Ces différentes expériences et interventions ont été reprises dans une réunion qui regroupait les 4 mamans, parfois avec les papas aussi, et avec les intervenants. Ils discutaient et petit à petit ces discussions ont évolué vers une collaboration un peu plus étroite. Jusqu’à ce qu’un jour, une représentante d’une association présente à Sfax, Madame Zaza, psychologue de formation, nous propose un travail centré sur les parents et rien que les parents.

Nous avons ainsi créé un groupe de parole pour les  parents. L’idée était de créer un espace de partage des parents. Chaque fois, il y a un PV de réunion, on rassemble toutes les réflexions et contributions par le biais de questionnaires, il y a aussi eu des réunions libres avec des ateliers de réflexions, il y a eu des présentations de personnes que nous avions invitées, il y a eu l’utilisation du conte dans cet espace de partage, il y a eu l’utilisation de l’art thérapie (peinture, théâtre).
L’aboutissement devrait être un livre de partage parents professionnels dont le titre est « Rencontres Professionnels Parents ».


4. Moyens

Parmi les 16 parents qui ont continué le cheminement de ces réunions, il y en a au moins cinq qui se sont réellement démarqués et qu’on peut considérer comme des leaders. Elles reçoivent chez elles d’autres mamans qui viennent d’avoir la nouvelle de l’atteinte de leur enfant de troubles autistiques et elles essayent aussi de les accompagner. En réalité, même s’il est vrai que nous essayons de faire ce travail, de les rassurer, de les accompagner, nous constatons que les mots passent mieux quand ils viennent d’autres mamans et d’autres papas…

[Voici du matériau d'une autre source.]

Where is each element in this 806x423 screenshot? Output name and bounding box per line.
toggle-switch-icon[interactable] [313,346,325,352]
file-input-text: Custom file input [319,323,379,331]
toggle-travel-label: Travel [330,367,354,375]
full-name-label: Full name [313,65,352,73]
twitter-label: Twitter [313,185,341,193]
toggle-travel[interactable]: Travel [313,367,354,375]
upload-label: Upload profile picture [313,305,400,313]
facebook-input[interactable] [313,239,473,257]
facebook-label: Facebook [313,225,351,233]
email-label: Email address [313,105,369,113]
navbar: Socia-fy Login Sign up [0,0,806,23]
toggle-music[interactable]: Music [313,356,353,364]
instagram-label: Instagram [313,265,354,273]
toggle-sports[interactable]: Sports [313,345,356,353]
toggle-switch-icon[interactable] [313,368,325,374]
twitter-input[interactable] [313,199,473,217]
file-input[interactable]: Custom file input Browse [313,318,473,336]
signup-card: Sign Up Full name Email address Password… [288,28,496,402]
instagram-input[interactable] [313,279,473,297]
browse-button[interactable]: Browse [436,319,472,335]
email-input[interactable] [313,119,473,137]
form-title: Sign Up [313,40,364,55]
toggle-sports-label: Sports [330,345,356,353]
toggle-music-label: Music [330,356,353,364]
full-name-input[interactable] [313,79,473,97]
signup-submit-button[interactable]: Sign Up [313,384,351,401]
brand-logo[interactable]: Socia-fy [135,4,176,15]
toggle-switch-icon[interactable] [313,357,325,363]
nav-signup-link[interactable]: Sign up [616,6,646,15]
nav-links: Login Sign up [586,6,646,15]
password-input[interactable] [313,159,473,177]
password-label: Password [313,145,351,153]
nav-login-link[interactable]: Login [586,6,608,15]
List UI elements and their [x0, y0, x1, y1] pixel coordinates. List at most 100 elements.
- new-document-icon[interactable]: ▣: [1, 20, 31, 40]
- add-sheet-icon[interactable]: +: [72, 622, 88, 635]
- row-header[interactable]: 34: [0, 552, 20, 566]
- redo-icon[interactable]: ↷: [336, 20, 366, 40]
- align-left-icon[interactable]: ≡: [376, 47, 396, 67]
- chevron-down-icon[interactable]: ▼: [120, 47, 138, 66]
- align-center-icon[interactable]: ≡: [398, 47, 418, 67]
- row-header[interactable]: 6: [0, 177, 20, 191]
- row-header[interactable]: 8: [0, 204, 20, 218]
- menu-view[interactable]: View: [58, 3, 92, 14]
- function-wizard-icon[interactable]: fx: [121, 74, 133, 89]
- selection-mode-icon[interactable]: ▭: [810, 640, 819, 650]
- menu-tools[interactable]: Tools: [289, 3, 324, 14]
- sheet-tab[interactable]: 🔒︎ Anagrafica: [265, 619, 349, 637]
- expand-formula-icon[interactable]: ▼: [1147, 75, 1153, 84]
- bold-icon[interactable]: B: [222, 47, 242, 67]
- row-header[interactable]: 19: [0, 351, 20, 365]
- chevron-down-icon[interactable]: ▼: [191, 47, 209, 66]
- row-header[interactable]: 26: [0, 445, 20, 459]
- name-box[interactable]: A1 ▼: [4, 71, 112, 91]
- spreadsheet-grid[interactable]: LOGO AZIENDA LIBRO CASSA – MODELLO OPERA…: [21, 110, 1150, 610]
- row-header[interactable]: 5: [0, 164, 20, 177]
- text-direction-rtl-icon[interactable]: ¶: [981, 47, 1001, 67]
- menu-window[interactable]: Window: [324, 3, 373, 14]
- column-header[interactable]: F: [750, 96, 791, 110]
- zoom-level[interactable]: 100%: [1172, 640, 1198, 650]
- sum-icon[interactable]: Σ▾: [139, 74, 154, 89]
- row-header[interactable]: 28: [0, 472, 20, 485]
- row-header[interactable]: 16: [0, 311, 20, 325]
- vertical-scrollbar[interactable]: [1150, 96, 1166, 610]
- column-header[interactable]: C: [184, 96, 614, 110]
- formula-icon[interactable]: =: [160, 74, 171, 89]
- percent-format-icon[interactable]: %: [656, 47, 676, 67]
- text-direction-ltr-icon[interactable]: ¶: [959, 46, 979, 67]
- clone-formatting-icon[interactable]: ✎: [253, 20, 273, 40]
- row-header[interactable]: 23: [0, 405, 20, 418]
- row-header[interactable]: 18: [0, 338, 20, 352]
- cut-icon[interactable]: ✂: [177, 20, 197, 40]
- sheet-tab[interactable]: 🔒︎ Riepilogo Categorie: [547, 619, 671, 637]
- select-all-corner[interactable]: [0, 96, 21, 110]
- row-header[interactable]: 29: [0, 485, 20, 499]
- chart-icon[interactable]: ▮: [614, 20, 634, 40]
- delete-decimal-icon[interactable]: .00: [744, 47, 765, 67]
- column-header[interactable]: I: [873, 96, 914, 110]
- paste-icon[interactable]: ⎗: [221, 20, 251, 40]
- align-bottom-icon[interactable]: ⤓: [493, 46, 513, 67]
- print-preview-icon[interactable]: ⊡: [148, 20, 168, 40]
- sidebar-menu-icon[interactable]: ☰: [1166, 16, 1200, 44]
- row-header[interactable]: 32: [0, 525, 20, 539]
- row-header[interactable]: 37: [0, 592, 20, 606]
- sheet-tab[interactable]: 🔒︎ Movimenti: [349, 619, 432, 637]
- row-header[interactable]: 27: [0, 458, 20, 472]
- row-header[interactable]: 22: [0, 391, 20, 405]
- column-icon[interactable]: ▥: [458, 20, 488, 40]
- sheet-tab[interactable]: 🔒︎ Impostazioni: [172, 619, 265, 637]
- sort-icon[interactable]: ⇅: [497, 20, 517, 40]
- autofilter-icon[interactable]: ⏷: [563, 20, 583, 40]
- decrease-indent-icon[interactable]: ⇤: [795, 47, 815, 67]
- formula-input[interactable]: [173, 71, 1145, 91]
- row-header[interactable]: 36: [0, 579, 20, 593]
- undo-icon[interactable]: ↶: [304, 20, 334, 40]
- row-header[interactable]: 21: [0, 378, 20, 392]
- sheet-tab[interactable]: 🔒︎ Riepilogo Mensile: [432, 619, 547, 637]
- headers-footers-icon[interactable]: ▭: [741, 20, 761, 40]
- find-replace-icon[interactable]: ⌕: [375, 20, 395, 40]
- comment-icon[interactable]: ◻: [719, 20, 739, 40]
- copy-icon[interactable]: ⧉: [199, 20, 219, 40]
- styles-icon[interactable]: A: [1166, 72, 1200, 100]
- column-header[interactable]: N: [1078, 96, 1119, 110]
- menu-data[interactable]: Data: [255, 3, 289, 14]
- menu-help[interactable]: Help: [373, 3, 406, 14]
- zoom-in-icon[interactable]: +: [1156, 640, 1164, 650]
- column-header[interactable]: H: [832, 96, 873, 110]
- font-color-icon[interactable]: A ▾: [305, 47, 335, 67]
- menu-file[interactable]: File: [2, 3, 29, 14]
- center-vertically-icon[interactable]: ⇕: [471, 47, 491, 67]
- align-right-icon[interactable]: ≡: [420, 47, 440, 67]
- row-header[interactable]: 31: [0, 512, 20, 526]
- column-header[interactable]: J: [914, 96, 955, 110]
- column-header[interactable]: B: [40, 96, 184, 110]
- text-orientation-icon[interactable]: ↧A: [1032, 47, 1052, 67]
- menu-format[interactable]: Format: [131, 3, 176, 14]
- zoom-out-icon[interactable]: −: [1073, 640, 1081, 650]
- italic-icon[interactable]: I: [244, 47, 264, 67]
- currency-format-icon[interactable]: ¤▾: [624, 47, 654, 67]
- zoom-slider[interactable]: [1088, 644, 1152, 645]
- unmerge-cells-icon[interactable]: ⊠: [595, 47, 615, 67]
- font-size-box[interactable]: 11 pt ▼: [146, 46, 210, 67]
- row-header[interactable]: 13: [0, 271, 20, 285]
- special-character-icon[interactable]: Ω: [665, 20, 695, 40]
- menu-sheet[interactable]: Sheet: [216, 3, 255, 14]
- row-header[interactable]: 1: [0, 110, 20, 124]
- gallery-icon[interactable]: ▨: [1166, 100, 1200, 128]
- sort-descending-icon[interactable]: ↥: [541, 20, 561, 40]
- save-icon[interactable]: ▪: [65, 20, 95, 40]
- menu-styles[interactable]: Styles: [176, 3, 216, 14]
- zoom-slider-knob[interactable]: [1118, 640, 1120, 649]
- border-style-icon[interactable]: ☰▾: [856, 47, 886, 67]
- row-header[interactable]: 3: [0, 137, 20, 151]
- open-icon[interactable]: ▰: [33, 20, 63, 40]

A un certain moment de l’expérience nous avons fait aussi des jeux de rôle où les parents ont joué le rôle des professionnels et on a vu un peu dans le miroir comment ils nous percevaient et nous en avons discuté pour connaître leur sentiments vis-à-vis des différentes façons de faire. Honnêtement, cet exercice nous a permis d’avoir des recommandations pratique sur la façon de dire les choses aux parents.

5. Evaluation

Pour être réaliste, certains enfants qui avaient dès le départ des compétences, ont pu intégrer l’école.

Nous voulions écrire un livre à partir de rencontres, ce n’était pas très clair au départ, c’était une démarche hésitante avec des points faibles certainement, mais nous essayons de retenir cette expérience avec ses points positifs et ses points négatifs pour nous corriger pour de nouvelles expériences.

Un des points négatifs a été la difficulté à faire participer les papas, ils étaient absents et, pour l’instant, on n’a pas trouvé les moyens de les inciter davantage. Il ne s’agit pas uniquement d’attirer les papas mais, comme les mamans le demandent, de faire en sorte que les papas puissent soutenir les mamans. Elles ont besoin de soutien et de lâcher à un certain moment. Cela permet aussi d’anticiper des tensions, des petites querelles à la maison, souvent dues à l’incompréhension de situations nouvelles.

Nous allons lancer un nouveau groupe de parents. Nous avons ciblé pour la première réunion 26 couples et donc on va leur parler de l’ancien projet et on va voir qui d’entre eux peut et veut s’engager dans un deuxième groupe.

C’est une expérience très enrichissante aussi bien pour les parents que pour les professionnels.